When it comes to the trial of Chauvin, Ellison takes the reader through all phases of the trial including jury selection, which offers insights into how the final panel of Hennepin County jurors was chosen and the challenges both sides encountered during jury questioning.
“Eric Nelson (attorney for Chauvin) stuck (juror) Number 42. A young white woman, she was smart and aware of current events … When he asked, ‘Do you feel you are serving a higher purpose?’ I knew she was about to go.
“All the jurors knew about what happened to George Floyd. Even the most conservative pro-police officer juror disapproved of what Chauvin did to Floyd,” Ellison wrote.
Ellison’s son was a focus of the defense during jury selection. The Minneapolis City Council announced a civil settlement for wrongful death of Floyd while jurors were being paneled in the criminal case against Chauvin, and Jeremiah Ellison, who represented the city’s 5th Ward on they City Council, was involved in the settlement decision. Nelson accused the father and son of collusion. Ellison wrote he was incensed at the accusation and reiterated his contempt for that suggestion during the interview with MinnPost.
“I had a job to do, and my son had a job to do; they just happened at the same time,” the attorney general said.
Jeff Hayden, a state senator at the time of the killing and trial and a longtime friend of Ellison, said he’s excited for people to read “Break the Wheel” so they can get a true understanding of what went into the rare successful prosecution of a police officer. He also credits Ellison for helping to bring calm during the turbulent times following Floyd’s murder.

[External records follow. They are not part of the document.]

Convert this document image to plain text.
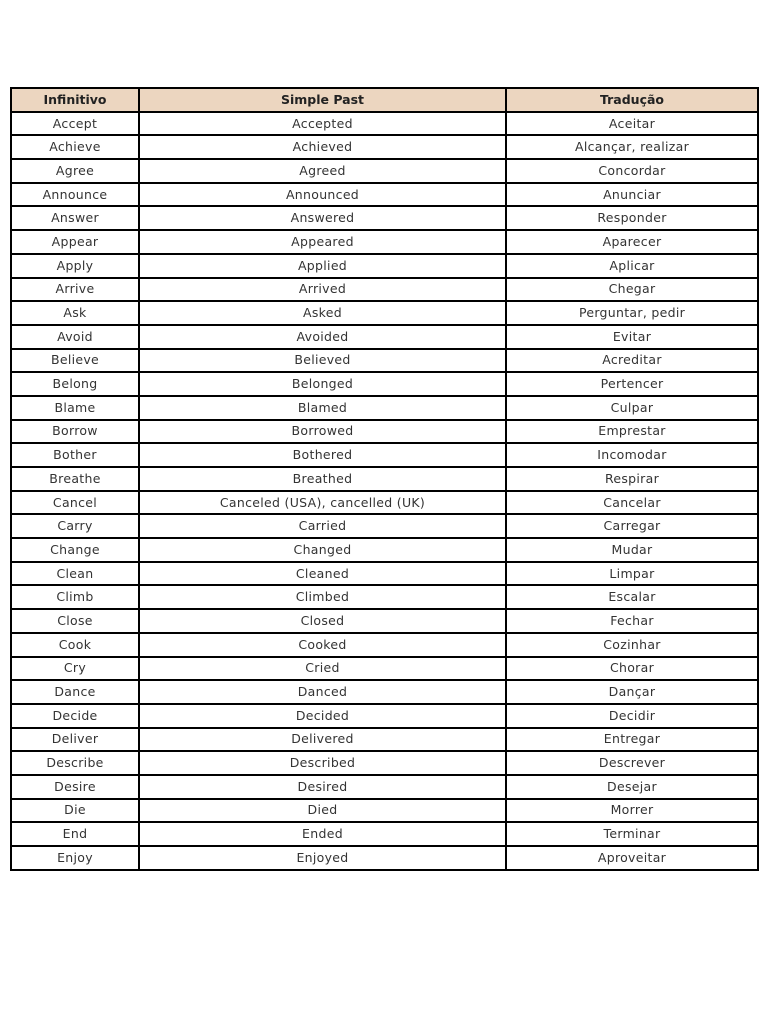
Infinitivo	Simple Past	Tradução
Accept	Accepted	Aceitar
Achieve	Achieved	Alcançar, realizar
Agree	Agreed	Concordar
Announce	Announced	Anunciar
Answer	Answered	Responder
Appear	Appeared	Aparecer
Apply	Applied	Aplicar
Arrive	Arrived	Chegar
Ask	Asked	Perguntar, pedir
Avoid	Avoided	Evitar
Believe	Believed	Acreditar
Belong	Belonged	Pertencer
Blame	Blamed	Culpar
Borrow	Borrowed	Emprestar
Bother	Bothered	Incomodar
Breathe	Breathed	Respirar
Cancel	Canceled (USA), cancelled (UK)	Cancelar
Carry	Carried	Carregar
Change	Changed	Mudar
Clean	Cleaned	Limpar
Climb	Climbed	Escalar
Close	Closed	Fechar
Cook	Cooked	Cozinhar
Cry	Cried	Chorar
Dance	Danced	Dançar
Decide	Decided	Decidir
Deliver	Delivered	Entregar
Describe	Described	Descrever
Desire	Desired	Desejar
Die	Died	Morrer
End	Ended	Terminar
Enjoy	Enjoyed	Aproveitar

“People knew Keith and what he stood for. (By taking over the prosecution of the officers) Keith helped to calm tensions,” Hayden said.
The former state senator, now a lobbyist, said “Break the Wheel” reminds us of the magnitude of the moment.
“I can’t remember a case this big since the O.J. Simpson case,” said Hayden. “I felt encouraged knowing Attorney General Keith Ellison had the case.”